The following conversation between CAFA Law Blog employees Will and Greg was recorded, pursuant to normal meeting minute recordation practices, and has been released as public record:

Will:     So I was, like, sitting at my desk …

Greg:    Sleeping?

Will:     Yeah, as if. Anyway, yeah, so I’m sleeping at my desk, and I’m having that dream again; you know the Jim Morrison in the desert dream.

Greg:    Excellent, what did he say this time? Another concert? Does he think we should do another concert?

Will:     Uh, No. He said nothing! That tall, know-it-all lawyer, you know the Army dude with the glasses, who always tells us what to do, you know . . .

Greg:    Yeah, I know that guy. I hate that guy. Every time he talks to me, it makes me hurl.

Will:     Yeah, me too. I hate that guy. Anyway, he shoves Jim down, face first in the sand, steps on his back, and starts shouting right in my face, you know, like the Dad in that Twisted Sister video.

Greg:    Yeah, I remember that. “What are you gonna do with …”

Will:     Greg. … My dream. … So he’s like, “you’re gonna read all of this stuff on this page, and you’re gonna report back to me at the end of the day soldier; and you’re gonna tell me how these cases relate to Hoffa.”

Greg:    Hoffa? Ehh, is that that new death metal band from Kankakee?

Will:     Uh, No. Hoffa was that dude that that reporter tried to dig up. So I wake up …

Greg:    Did you have sand in your shoes?

Will:     Right, sand on the feet, with this list in my hand [Contents referenced below]. There are like seven different things to read.

Greg:    Seven? That would take me, like, all summer. I’d have to hurl. You read them?

Will:     Yeah! As if! I had your Mom read them all. But she thought I said CAFA not Hoffa.

Greg:    CAFA?

Will:     Yeah! CAFA! And apparently, these things all mention CAFA, but she said that none of them discussed CAFA in detail, only in passing.

Greg:    Why would that Army dude tell you to read them if they didn’t discuss the details of Hoffa or CAFA or whatever?

Will:     Who knows. He was all authority-like, saying he “needed to know absolutely every detail ever written about Hoffa” or “CAFA” or whatever; and I was like, “Yeah, read a book.” That’s when I heard this “schling” and he clocked me with the butt of a sword. That’s when I woke up on the floor.

Greg:    So what are you going to do now?

Will:     Well, go back to sleep. Then when the Army dude shows up in my dream again I’ll: (1) hurl; then (2) tell him that these documents don’t discuss the details of Hoffa or CAFA or whatever, but only mention Hoffa or CAFA in passing but that somebody may want to know about them if they are really, really interested in this boring stuff.

The meeting ended at 4:15 a.m. The contents of the list are listed below:

1.                  Labajo v.

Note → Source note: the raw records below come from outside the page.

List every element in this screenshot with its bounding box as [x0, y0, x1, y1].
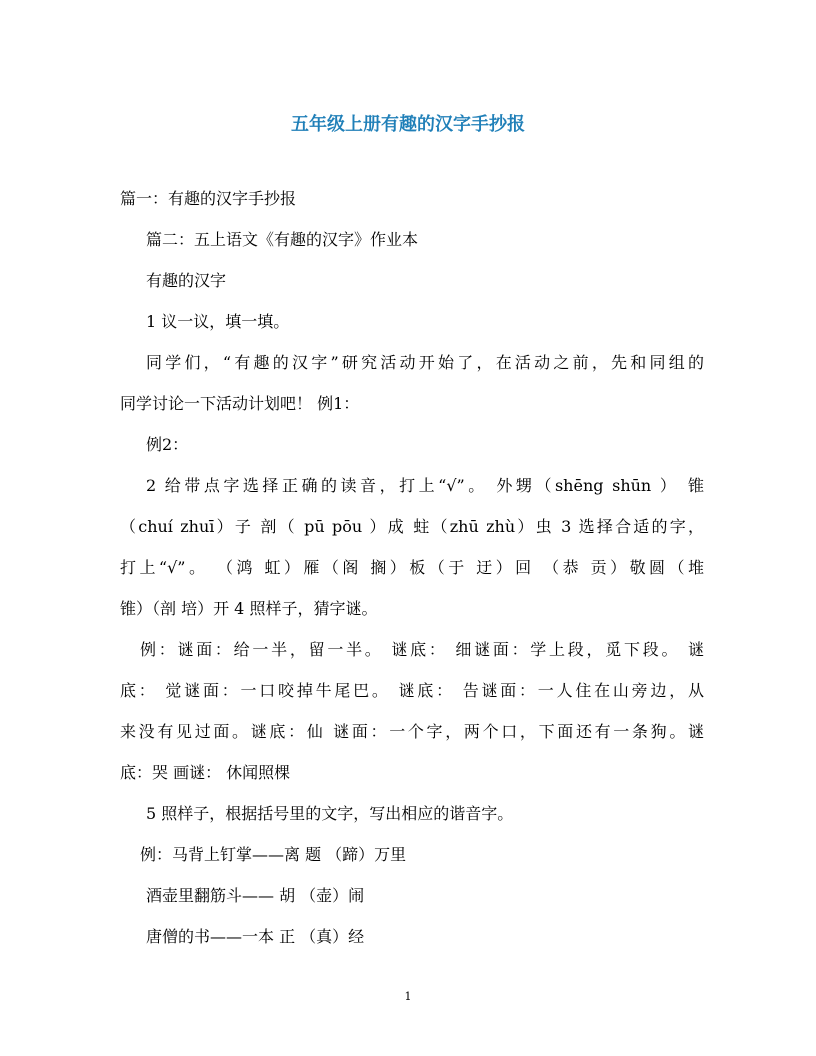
paragraph-q5: 5 照样子，根据括号里的文字，写出相应的谐音字。 [146, 804, 514, 823]
paragraph-riddle-line1: 例：谜面：给一半，留一半。 谜底： 细谜面：学上段，觅下段。 谜 [140, 640, 704, 659]
paragraph-q1-text-line1: 同学们，“有趣的汉字”研究活动开始了，在活动之前，先和同组的 [146, 353, 704, 372]
paragraph-subtitle: 有趣的汉字 [146, 271, 227, 290]
paragraph-q3-line2: 锥）（剖 培）开 4 照样子，猜字谜。 [120, 599, 378, 618]
paragraph-riddle-line2: 底： 觉谜面：一口咬掉牛尾巴。 谜底： 告谜面：一人住在山旁边，从 [120, 681, 704, 700]
paragraph-riddle-line3: 来没有见过面。谜底：仙 谜面：一个字，两个口，下面还有一条狗。谜 [120, 722, 704, 741]
paragraph-q5-item-2: 唐僧的书——一本 正 （真）经 [146, 927, 365, 946]
paragraph-heading-1: 篇一：有趣的汉字手抄报 [120, 189, 297, 208]
paragraph-q1: 1 议一议，填一填。 [146, 312, 290, 331]
document-body [120, 178, 704, 957]
paragraph-q5-item-1: 酒壶里翻筋斗—— 胡 （壶）闹 [146, 886, 365, 905]
paragraph-q5-example: 例：马背上钉掌——离 题 （蹄）万里 [140, 845, 407, 864]
document-title: 五年级上册有趣的汉字手抄报 [291, 114, 525, 135]
paragraph-q1-text-line2: 同学讨论一下活动计划吧！ 例1： [120, 394, 360, 413]
paragraph-q3-line1: 打上“√”。 （鸿 虹）雁（阁 搁）板（于 迂）回 （恭 贡）敬圆（堆 [120, 558, 704, 577]
paragraph-riddle-line4: 底：哭 画谜： 休闻照棵 [120, 763, 291, 782]
paragraph-q2-line2: （chuí zhuī）子 剖（ pū pōu ）成 蛀（zhū zhù）虫 3 选择合适的字， [120, 517, 704, 536]
paragraph-q2-line1: 2 给带点字选择正确的读音，打上“√”。 外甥（shēng shūn ） 锥 [146, 476, 704, 495]
paragraph-heading-2: 篇二：五上语文《有趣的汉字》作业本 [146, 230, 419, 249]
page-number: 1 [404, 990, 412, 1003]
paragraph-example-2: 例2： [146, 435, 189, 454]
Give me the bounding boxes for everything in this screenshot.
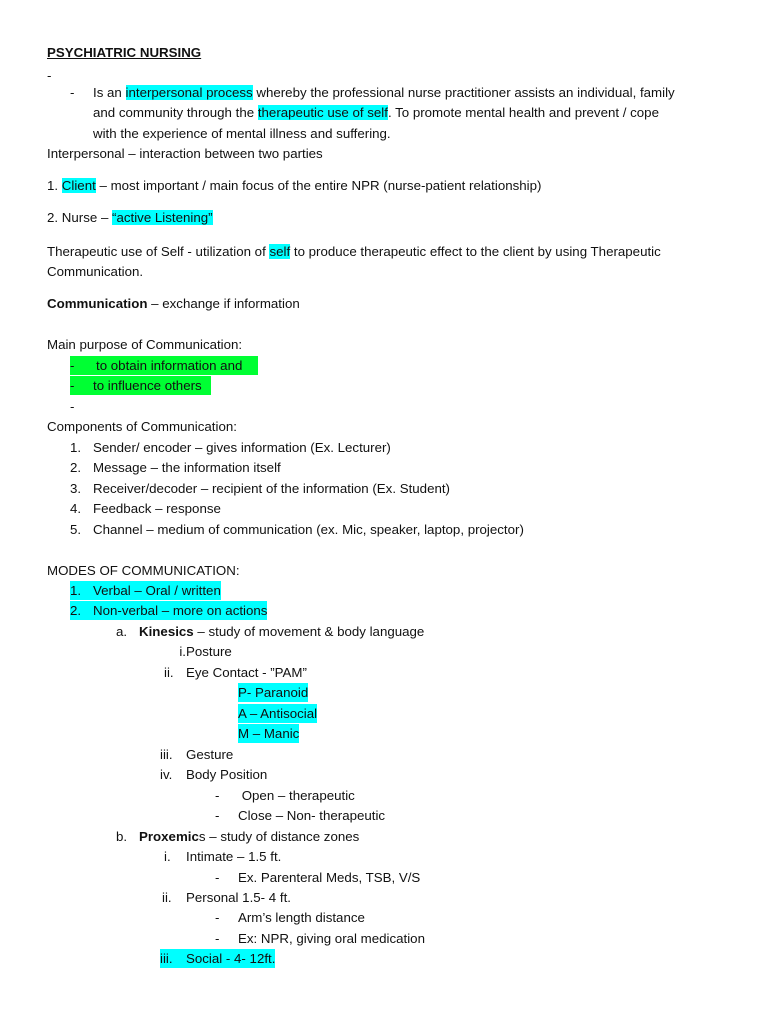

Best Buy Stores, L.P., 478 F.Supp 2d 523 (S.D.N.Y. 2007)

2.                  Ex parte International Refining & Manufacturing Co., No. 1051084, 2007 WL 867220 (Ala., March 23, 2007)

3.                 Faigman v. Cingular Wireless, L.L.C., No. C 06-04622, 2007 WL 708554 (N.D.Cal. Mar. 2, 2007)

4.                  Progressive West Insurance Company v. Preciadio, 479 F.3d 1014 (9th Cir. 2007)

5.                  Piven v. Comcast Corp., 397 Md. 278, 916 A.2d 984 (Md. 2/9/07)

6.                  Gonzalez v. Al & John Inc., No. Civ. A 06-6245, 2007 WL 1490407 (D.N.J., May 18, 2007)

7.                  Tracy A. Thomas, Restriction of Tort Remedies and the Constraints of Due Process: the Right to an Adequate Remedy, 39 Akron L. Rev. 975 (2006).